En juin 2020, après le meurtre de George Floyd et à la demande de familles de victimes de violences policières afro-américaines, puis du Groupe Africain, le Conseil des droits de l’Homme avait tenu un débat urgent demandant une enquête internationale sur les violences policières contre les afrodescendant.es aux Etats-Unis et ailleurs. A la suite de ce débat, le Conseil avait chargé la Haute-Commissaire aux droits de l’Homme de rédiger un rapport sur le racisme systémique, les violations des droits humains des Africain.es et des afrodescendant.es par les forces de l’ordre aux Etats-Unis et ailleurs, ainsi que sur la réponse apportée par les Etats aux manifestations contre les violences policières.
En août dernier, 144 familles de victimes de violences policières et plus de 360 organisations de la société civile, dont ISHR, avaient invité la Haute-Commissaire à centrer son rapport sur les vies et les expériences des personnes d’ascendance africaine. A cet effet, lui rappelaient-elles, la Haute-Commissaire se devait d’inclure réellement les personnes d’ascendance africaine et les organisations les représentant, dans le processus d’élaboration de ce rapport, se mettre à l’écoute de leurs préoccupations et contributions, et en prendre dûment compte dans son rapport.

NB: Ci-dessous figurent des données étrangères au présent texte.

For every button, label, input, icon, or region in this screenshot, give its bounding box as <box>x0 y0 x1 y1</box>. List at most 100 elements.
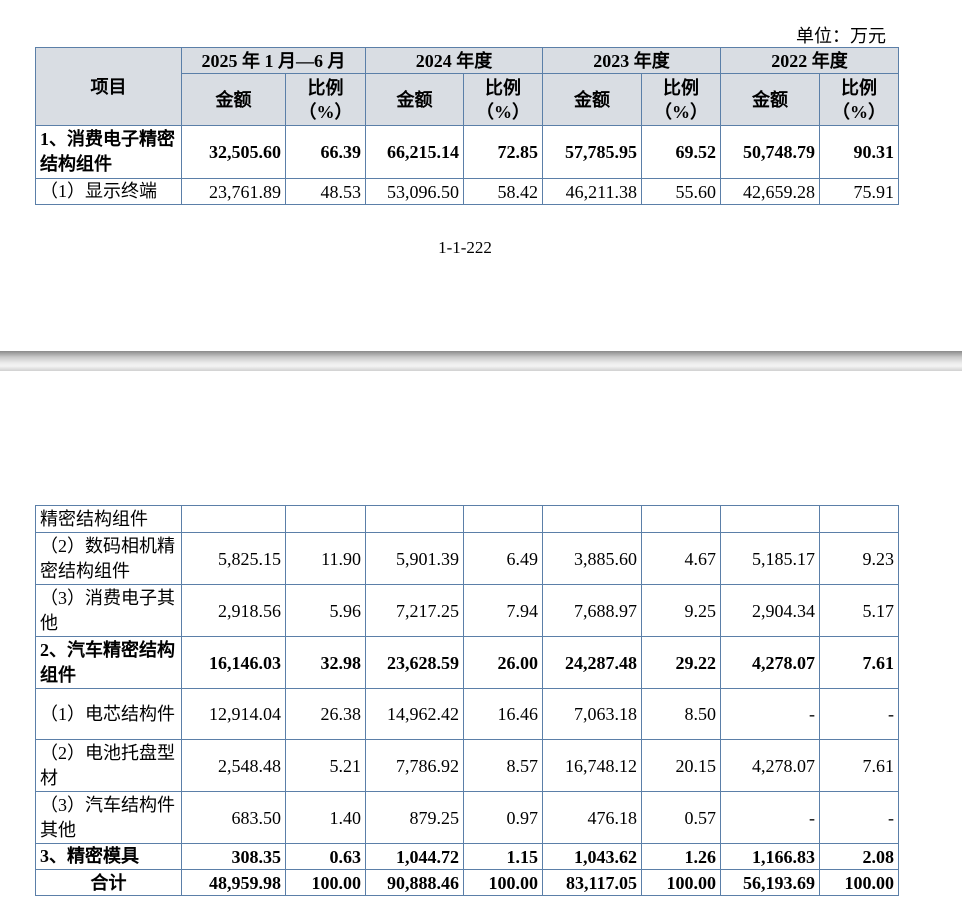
ratio-cell: 8.57 <box>463 739 543 792</box>
ratio-cell: 5.17 <box>819 584 899 637</box>
ratio-cell: 5.21 <box>285 739 366 792</box>
amount-cell: 66,215.14 <box>365 125 464 179</box>
row-label: （2）数码相机精密结构组件 <box>35 532 182 585</box>
row-label: 2、汽车精密结构组件 <box>35 636 182 689</box>
amount-cell: 2,548.48 <box>181 739 286 792</box>
header-item: 项目 <box>35 47 182 126</box>
header-amount: 金额 <box>181 73 286 126</box>
ratio-cell <box>641 505 721 533</box>
table-row: （1）电芯结构件 12,914.04 26.38 14,962.42 16.46 7,06… <box>35 688 899 740</box>
ratio-cell: 0.57 <box>641 791 721 844</box>
amount-cell: 48,959.98 <box>181 869 286 896</box>
ratio-cell: 29.22 <box>641 636 721 689</box>
ratio-cell: 100.00 <box>463 869 543 896</box>
amount-cell: 1,166.83 <box>720 843 820 870</box>
table-row: 2、汽车精密结构组件 16,146.03 32.98 23,628.59 26.00 24… <box>35 636 899 689</box>
amount-cell: 3,885.60 <box>542 532 642 585</box>
ratio-cell: 7.94 <box>463 584 543 637</box>
ratio-cell: - <box>819 688 899 740</box>
row-label: 1、消费电子精密结构组件 <box>35 125 182 179</box>
amount-cell: 5,185.17 <box>720 532 820 585</box>
amount-cell: 53,096.50 <box>365 178 464 205</box>
ratio-cell: 7.61 <box>819 739 899 792</box>
amount-cell: 16,748.12 <box>542 739 642 792</box>
amount-cell: 7,688.97 <box>542 584 642 637</box>
amount-cell: 1,043.62 <box>542 843 642 870</box>
row-label: （3）消费电子其他 <box>35 584 182 637</box>
table-row: （3）消费电子其他 2,918.56 5.96 7,217.25 7.94 7,688.9… <box>35 584 899 637</box>
amount-cell: 476.18 <box>542 791 642 844</box>
ratio-cell: 7.61 <box>819 636 899 689</box>
amount-cell: 56,193.69 <box>720 869 820 896</box>
amount-cell: 42,659.28 <box>720 178 820 205</box>
row-label: 精密结构组件 <box>35 505 182 533</box>
revenue-table-page1: 项目 2025 年 1 月—6 月 2024 年度 2023 年度 2022 年… <box>35 47 899 205</box>
table-row: （1）显示终端 23,761.89 48.53 53,096.50 58.42 46,21… <box>35 178 899 205</box>
header-period: 2025 年 1 月—6 月 <box>181 47 366 74</box>
header-period: 2024 年度 <box>365 47 543 74</box>
page-separator <box>0 351 962 371</box>
amount-cell: - <box>720 791 820 844</box>
ratio-cell: 16.46 <box>463 688 543 740</box>
amount-cell: 32,505.60 <box>181 125 286 179</box>
table-row: 1、消费电子精密结构组件 32,505.60 66.39 66,215.14 72.85… <box>35 125 899 179</box>
amount-cell: 4,278.07 <box>720 739 820 792</box>
row-label: 3、精密模具 <box>35 843 182 870</box>
ratio-cell: 48.53 <box>285 178 366 205</box>
ratio-cell: - <box>819 791 899 844</box>
ratio-cell: 20.15 <box>641 739 721 792</box>
ratio-cell: 75.91 <box>819 178 899 205</box>
ratio-cell <box>819 505 899 533</box>
ratio-cell: 2.08 <box>819 843 899 870</box>
amount-cell: 879.25 <box>365 791 464 844</box>
page-number: 1-1-222 <box>438 238 492 257</box>
unit-label: 单位：万元 <box>796 26 886 46</box>
row-label: （1）电芯结构件 <box>35 688 182 740</box>
header-ratio: 比例 （%） <box>641 73 721 126</box>
ratio-cell: 26.00 <box>463 636 543 689</box>
ratio-cell: 55.60 <box>641 178 721 205</box>
amount-cell: 90,888.46 <box>365 869 464 896</box>
header-period: 2022 年度 <box>720 47 899 74</box>
header-period: 2023 年度 <box>542 47 721 74</box>
amount-cell: 23,761.89 <box>181 178 286 205</box>
amount-cell: 12,914.04 <box>181 688 286 740</box>
ratio-cell: 1.40 <box>285 791 366 844</box>
ratio-cell: 26.38 <box>285 688 366 740</box>
revenue-table-page2: 精密结构组件 （2）数码相机精密结构组件 5,825.15 11.90 5,901.39… <box>35 505 899 896</box>
ratio-cell: 9.23 <box>819 532 899 585</box>
header-ratio: 比例 （%） <box>819 73 899 126</box>
row-label: （3）汽车结构件其他 <box>35 791 182 844</box>
ratio-cell <box>463 505 543 533</box>
amount-cell: 2,918.56 <box>181 584 286 637</box>
row-label: （2）电池托盘型材 <box>35 739 182 792</box>
amount-cell: 5,825.15 <box>181 532 286 585</box>
amount-cell: 5,901.39 <box>365 532 464 585</box>
amount-cell: 7,217.25 <box>365 584 464 637</box>
amount-cell: 23,628.59 <box>365 636 464 689</box>
ratio-cell: 66.39 <box>285 125 366 179</box>
amount-cell <box>181 505 286 533</box>
amount-cell: 1,044.72 <box>365 843 464 870</box>
amount-cell <box>720 505 820 533</box>
ratio-cell: 32.98 <box>285 636 366 689</box>
ratio-cell: 0.97 <box>463 791 543 844</box>
amount-cell: 16,146.03 <box>181 636 286 689</box>
amount-cell: 14,962.42 <box>365 688 464 740</box>
ratio-cell: 100.00 <box>285 869 366 896</box>
amount-cell: 24,287.48 <box>542 636 642 689</box>
header-ratio-l1: 比例 <box>485 77 521 98</box>
amount-cell: 308.35 <box>181 843 286 870</box>
ratio-cell: 1.15 <box>463 843 543 870</box>
ratio-cell: 5.96 <box>285 584 366 637</box>
header-ratio-l1: 比例 <box>307 77 344 98</box>
amount-cell: 4,278.07 <box>720 636 820 689</box>
header-ratio-l2: （%） <box>476 101 530 122</box>
header-ratio: 比例 （%） <box>463 73 543 126</box>
amount-cell: 83,117.05 <box>542 869 642 896</box>
row-label: （1）显示终端 <box>35 178 182 205</box>
ratio-cell: 11.90 <box>285 532 366 585</box>
row-label: 合计 <box>35 869 182 896</box>
amount-cell <box>542 505 642 533</box>
table-row: 精密结构组件 <box>35 505 899 533</box>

De son côté, dès le mois de juin, ISHR a pris l’engagement public de soutenir les défenseur.es des droits humains luttant contre les violences policières et le racisme systémique.
Ainsi, en réponse à l’appel à contributions lancé par la Haute-Commissaire en vue de l’élaboration de son rapport, ISHR a préparé un rapport conjoint avec le Comité Adama, basé en France, et l’association « A Qui Le Tour ? », basée en Suisse. Ce rapport attire l’attention de la Haute-Commissaire sur deux cas de violences policières ayant entraîné la mort d’hommes Noirs, celle d’Adama Traoré en France en 2016, et celle de Mike Ben Peter en Suisse en 2018. Ceci afin notamment de rappeler que les violences policières à caractère raciste et les dysfonctionnements judiciaires qui les accompagnent fréquemment sont un phénomène global affectant aussi les pays francophones. Le rapport a également bénéficié de la contribution de la famille de Mike Ben Peter, représentée par Me Simon Ntah.
Tant la France que la Suisse y sont invitées à, entre autres, interdire la pratique du plaquage ventral, cause de la mort des deux victimes mentionnées et de nombreuses autres victimes de violences policières. Il y est également exigé de ces deux pays qu’ils assurent des enquêtes diligentes, transparentes et impartiales pour tout cas de décès ou blessure grave aux mains de la police. En effet, dans les deux cas mentionnés, aucune mise en examen n’a été prononcée, les expertises commandées par les autorités ne cessent de s’avérer erronées, et les procès se font encore attendre. Enfin, il est demandé aux deux pays d’accepter les visites de la Rapporteure spéciale de l’ONU sur le racisme ainsi que du Groupe de Travail de l’ONU sur les personnes d’ascendance africaine. Il est, en outre spécifiquement demandé à la France, membre du Conseil des droits de l’Homme, de ne pas entraver le travail des défenseur.es des droits humains luttant contre les violences policières. Ce rapport fait ainsi écho à des recommandations adressées précédemment, notamment lors de la 45ème session du Conseil des droits de l’Homme, par les sociétés civiles de France et de Suisse, ainsi que par ISHR.
Nous espérons que la Haute-Commissaire saura prendre compte des informations contenues dans ce rapport et inviter les Etats concernés à prendre les mesures nécessaires y relatives pour assurer un accès à la justice et à la vérité aux victimes et leurs familles. Nous réitérons également notre appel à tous les Etats et au Conseil des droits de l’Homme à établir une commission d’enquête sur les violences policières et le racisme systémique à l’encontre des Africain.es et personnes d’ascendance africaine aux Etats-Unis et dans le reste du monde[1] tel que demandé par le Groupe Africain et les Procédures spéciales lors du débat urgent au Conseil des droits de l’Homme de juin dernier.